Three phases of auction for re-gasified liquefied natural gas (RLNG) have been completed so far and the fourth phase is presently under operation.

In September, nine stranded gas-fired power plants emerged as successful bidders for Rs 187.14 crore subsidy to get natural gas supplies of 9.93 million standard cubic metres per day (mscmd).

“The auction process successfully concluded on September 3, 2016 wherein the nine plants emerged as preferred bidders and were allocated mscmd e-bid RLNG, the Power Ministry had said.

The plants include that of the Ratnagiri power project at Dabhol in Maharashtra, and of the firms GMR, GVK and Lanco, for running a total 5,070 MW capacity.

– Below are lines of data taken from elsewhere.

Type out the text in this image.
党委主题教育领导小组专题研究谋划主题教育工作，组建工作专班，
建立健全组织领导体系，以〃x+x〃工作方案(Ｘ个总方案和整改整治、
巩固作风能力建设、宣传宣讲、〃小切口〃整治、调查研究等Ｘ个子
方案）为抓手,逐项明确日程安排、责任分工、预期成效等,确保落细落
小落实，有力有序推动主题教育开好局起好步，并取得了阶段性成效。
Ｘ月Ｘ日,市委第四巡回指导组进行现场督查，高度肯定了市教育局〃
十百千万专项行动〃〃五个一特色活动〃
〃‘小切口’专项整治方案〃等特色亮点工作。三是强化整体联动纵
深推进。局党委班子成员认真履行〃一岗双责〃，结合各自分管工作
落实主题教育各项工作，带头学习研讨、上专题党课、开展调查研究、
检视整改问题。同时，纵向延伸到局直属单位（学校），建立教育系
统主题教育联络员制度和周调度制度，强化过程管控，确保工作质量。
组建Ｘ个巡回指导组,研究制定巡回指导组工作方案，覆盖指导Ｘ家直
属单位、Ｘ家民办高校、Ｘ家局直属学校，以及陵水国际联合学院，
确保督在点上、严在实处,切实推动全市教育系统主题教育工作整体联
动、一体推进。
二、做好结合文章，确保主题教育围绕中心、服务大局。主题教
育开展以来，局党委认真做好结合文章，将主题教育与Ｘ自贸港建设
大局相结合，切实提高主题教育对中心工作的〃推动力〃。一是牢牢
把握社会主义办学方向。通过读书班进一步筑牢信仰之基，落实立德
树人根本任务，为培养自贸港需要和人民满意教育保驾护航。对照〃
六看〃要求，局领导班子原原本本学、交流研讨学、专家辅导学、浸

“These plants would generate 8.81 billion units of electricity which will be supplied at or below Rs 4.70 per unit to the purchaser discoms (distribution companies) during the period from 1st October 2016 to 31st March 2017,” the statement said.

“This will involve government support of Rs 187.14 crore from the Power System Development Fund,” it added.

According to the ministry, 29 plants comprising 14,305 MW capacity had no supply of domestic gas and were eligible to participate in the latest auction process.

“Fourteen plants with a cumulative installed capacity of 7,575 MW participated in the auction process for Phase IV,” it said.